Nella Direttiva 2012/33/UE sull’utilizzo di carburanti alternativi per ridurre le emissioni inquinanti nel settore dei trasporti, il GNL è stato considerato uno dei potenziali combustibili da utilizzare. Questo potrebbe interessare particolarmente il settore navale grazie anche al recente ingresso del Mare del Nord e del Mar Baltico nelle aree SECA (zone di controllo delle emissioni di zolfo). La Direttiva 2014/94/UE (DAFI) ha previsto per ogni Stato membro l’adozione di un quadro strategico nazionale per lo sviluppo del mercato per quanto riguarda i combustibili alternativi nel settore dei trasporti e la realizzazione della relativa infrastruttura.
La strategia energetica dell’Unione Europea, come espresso dalla Commissione nella comunicazione n. 49 del 16 febbraio 2016, si propone di sfruttare il potenziale del GNL e dello stoccaggio per rendere il sistema europeo del gas maggiormente diversificato e flessibile, contribuendo in tal modo al raggiungimento dell’obiettivo chiave di forniture di gas sicure e competitive.

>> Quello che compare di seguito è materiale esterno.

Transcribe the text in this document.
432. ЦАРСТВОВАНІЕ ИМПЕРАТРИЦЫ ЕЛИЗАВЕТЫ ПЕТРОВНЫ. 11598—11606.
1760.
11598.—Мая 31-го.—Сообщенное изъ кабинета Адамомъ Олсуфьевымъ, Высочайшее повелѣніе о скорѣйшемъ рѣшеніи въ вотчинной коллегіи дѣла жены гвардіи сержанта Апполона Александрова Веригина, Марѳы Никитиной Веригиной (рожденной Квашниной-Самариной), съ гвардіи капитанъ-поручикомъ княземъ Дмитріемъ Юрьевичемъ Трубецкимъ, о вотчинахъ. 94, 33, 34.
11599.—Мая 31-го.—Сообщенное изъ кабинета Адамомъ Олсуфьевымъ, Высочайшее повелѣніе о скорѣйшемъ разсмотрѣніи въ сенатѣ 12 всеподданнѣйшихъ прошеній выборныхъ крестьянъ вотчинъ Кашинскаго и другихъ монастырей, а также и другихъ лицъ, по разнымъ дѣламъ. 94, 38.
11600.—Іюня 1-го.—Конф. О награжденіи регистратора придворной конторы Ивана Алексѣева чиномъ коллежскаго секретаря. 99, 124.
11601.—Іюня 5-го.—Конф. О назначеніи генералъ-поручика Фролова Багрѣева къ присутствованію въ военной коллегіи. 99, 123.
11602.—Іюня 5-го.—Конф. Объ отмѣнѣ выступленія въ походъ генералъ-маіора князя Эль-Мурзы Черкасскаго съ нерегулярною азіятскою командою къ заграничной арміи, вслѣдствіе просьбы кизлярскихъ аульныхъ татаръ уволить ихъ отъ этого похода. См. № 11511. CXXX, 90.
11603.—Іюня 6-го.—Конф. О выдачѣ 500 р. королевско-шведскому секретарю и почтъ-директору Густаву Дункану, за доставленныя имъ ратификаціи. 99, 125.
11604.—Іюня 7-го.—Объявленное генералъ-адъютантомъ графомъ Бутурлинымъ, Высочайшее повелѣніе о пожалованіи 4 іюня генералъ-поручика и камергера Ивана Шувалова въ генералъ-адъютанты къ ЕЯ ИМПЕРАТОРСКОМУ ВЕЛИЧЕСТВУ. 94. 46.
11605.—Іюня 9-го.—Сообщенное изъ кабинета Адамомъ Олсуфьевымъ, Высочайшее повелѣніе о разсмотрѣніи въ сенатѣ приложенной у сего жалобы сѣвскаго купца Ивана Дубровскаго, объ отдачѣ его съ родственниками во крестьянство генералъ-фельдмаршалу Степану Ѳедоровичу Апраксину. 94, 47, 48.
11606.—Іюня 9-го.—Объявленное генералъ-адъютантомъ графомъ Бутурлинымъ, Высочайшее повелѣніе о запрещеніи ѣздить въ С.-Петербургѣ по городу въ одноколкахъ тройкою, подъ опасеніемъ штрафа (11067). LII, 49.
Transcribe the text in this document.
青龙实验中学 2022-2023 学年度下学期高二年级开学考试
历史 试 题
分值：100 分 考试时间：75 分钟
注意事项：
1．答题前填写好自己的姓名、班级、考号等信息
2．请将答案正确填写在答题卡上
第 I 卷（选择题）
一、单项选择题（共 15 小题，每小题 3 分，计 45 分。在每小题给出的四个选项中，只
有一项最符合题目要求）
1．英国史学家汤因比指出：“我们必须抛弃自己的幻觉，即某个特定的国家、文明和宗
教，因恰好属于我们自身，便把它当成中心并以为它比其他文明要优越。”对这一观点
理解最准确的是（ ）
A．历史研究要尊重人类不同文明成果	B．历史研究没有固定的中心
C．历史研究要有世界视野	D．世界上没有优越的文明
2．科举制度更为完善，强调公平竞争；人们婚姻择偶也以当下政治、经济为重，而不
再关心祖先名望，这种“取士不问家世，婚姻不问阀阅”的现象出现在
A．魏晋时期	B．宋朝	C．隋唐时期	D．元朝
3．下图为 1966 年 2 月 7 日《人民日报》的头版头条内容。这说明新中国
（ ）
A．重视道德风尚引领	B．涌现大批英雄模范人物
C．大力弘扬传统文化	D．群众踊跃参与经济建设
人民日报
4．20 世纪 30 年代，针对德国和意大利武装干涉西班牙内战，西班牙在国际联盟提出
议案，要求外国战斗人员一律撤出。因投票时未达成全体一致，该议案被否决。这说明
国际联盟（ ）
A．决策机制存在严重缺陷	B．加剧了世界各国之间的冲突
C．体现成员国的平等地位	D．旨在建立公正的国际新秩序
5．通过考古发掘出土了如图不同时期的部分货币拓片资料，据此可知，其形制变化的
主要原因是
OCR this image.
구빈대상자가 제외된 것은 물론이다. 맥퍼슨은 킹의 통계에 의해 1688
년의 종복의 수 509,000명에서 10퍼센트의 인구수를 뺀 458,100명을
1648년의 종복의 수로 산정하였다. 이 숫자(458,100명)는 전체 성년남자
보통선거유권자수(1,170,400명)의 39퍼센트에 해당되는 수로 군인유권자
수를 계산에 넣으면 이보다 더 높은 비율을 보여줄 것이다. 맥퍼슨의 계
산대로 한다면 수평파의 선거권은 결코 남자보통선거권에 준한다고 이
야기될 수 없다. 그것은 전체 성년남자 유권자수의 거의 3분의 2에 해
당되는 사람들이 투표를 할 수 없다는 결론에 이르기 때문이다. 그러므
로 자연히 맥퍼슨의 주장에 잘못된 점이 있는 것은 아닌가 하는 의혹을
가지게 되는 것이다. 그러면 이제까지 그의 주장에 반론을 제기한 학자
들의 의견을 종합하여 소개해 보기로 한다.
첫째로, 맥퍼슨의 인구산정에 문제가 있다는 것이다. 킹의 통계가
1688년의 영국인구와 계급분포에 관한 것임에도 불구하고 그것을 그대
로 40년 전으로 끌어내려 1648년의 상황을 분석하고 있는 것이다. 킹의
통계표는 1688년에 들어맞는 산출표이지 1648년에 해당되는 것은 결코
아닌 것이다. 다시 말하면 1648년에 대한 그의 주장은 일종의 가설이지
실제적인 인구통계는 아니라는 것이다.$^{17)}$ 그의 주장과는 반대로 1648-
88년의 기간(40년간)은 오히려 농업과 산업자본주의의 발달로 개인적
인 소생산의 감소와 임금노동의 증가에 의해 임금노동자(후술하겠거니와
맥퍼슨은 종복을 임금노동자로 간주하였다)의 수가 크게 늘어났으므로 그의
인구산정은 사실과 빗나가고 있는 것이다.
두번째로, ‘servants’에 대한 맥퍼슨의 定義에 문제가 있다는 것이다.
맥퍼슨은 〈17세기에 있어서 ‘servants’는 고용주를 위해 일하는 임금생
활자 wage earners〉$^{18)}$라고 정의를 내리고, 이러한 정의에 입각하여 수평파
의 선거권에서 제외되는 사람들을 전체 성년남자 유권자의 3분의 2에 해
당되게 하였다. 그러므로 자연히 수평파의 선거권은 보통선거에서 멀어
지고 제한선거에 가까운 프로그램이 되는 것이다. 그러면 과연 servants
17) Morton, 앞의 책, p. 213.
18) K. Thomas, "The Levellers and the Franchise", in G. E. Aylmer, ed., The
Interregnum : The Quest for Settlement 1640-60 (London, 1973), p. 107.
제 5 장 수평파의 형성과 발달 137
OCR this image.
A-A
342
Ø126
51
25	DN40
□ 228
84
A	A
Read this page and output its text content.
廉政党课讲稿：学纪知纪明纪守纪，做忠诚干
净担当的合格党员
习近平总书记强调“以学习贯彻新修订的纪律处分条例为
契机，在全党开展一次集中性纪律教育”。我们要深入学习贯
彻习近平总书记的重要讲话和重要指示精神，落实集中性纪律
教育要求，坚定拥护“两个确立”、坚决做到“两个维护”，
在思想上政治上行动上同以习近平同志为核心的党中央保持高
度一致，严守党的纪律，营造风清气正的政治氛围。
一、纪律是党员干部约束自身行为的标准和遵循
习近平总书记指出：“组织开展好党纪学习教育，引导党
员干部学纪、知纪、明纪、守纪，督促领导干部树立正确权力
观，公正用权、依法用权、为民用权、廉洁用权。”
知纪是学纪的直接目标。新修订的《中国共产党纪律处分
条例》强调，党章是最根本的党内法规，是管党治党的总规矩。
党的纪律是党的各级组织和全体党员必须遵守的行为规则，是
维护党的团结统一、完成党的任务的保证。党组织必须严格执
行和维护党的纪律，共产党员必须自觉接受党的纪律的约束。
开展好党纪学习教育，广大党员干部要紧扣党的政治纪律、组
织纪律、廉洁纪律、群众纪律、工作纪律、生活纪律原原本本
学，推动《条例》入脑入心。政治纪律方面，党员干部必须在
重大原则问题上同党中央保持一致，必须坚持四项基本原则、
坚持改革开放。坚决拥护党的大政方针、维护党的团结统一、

La Strategia Energetica Nazionale ha evidenziato come il GNL rappresenti il combustibile su cui puntare ed ha sancito l’importanza strategica di avere un numero di terminali di rigassificazione con una capacità tale da permettere di ridurre la dipendenza dai Paesi Produttori ai quali siamo legati tramite gasdotti. Inoltre, ciò permetterebbe una flessibilità maggiore di approvvigionamento da diverse fonti per ottenere prezzi più vantaggiosi. La Direttiva 2014/94/UE (DAFI) è stata recepita con Decreto n. 257 approvato in via definitiva il 16 dicembre 2016, il quale contiene il Piano Nazionale per l’utilizzo del GNL in Italia, ovvero le linee guida per lo sviluppo della normativa di settore.

Prospettive

Nell’ottica di un futuro sviluppo di una logistica sul GNL (SSLNG), per il tramite del Ministero delle Infrastrutture e dei Trasporti (MIT) e con il coordinamento dell’Autorità Portuale di Livorno (AP), OLT ha realizzato uno specifico studio di fattibilità, co-finanziato dai fondi erogati dalla Commissione Europea nell’ambito del programma di finanziamento TEN-T. Lo studio ha confermato che, con piccole modifiche, il Terminale sarà in grado di scaricare quantità di GNL su navi di piccola taglia, che potrebbero a loro volta rifornire dei depositi situati nei principali porti del Mar Mediterraneo.

In linea con i risultati positivi dello studio, nel febbraio 2015 OLT ha aderito al progetto “GAINN-MED” che coinvolge diversi partner locali con l’obiettivo di creare una filiera per l’approvvigionamento e la distribuzione del GNL, nella quale il Terminale di OLT rappresenterebbe un elemento fondamentale. Il progetto è coordinato dall’AP e, per il tramite del MIT, OLT sta procedendo alla realizzazione di uno studio di dettaglio, nell’ambito del bando “Connecting Europe Facility”, per approfondire i risultati dello studio di fattibilità precedentemente realizzato, e per un’analisi dei permessi necessari al fine di realizzare le modifiche da implementare per rendere il Terminale in grado di ricevere le navi di piccola taglia.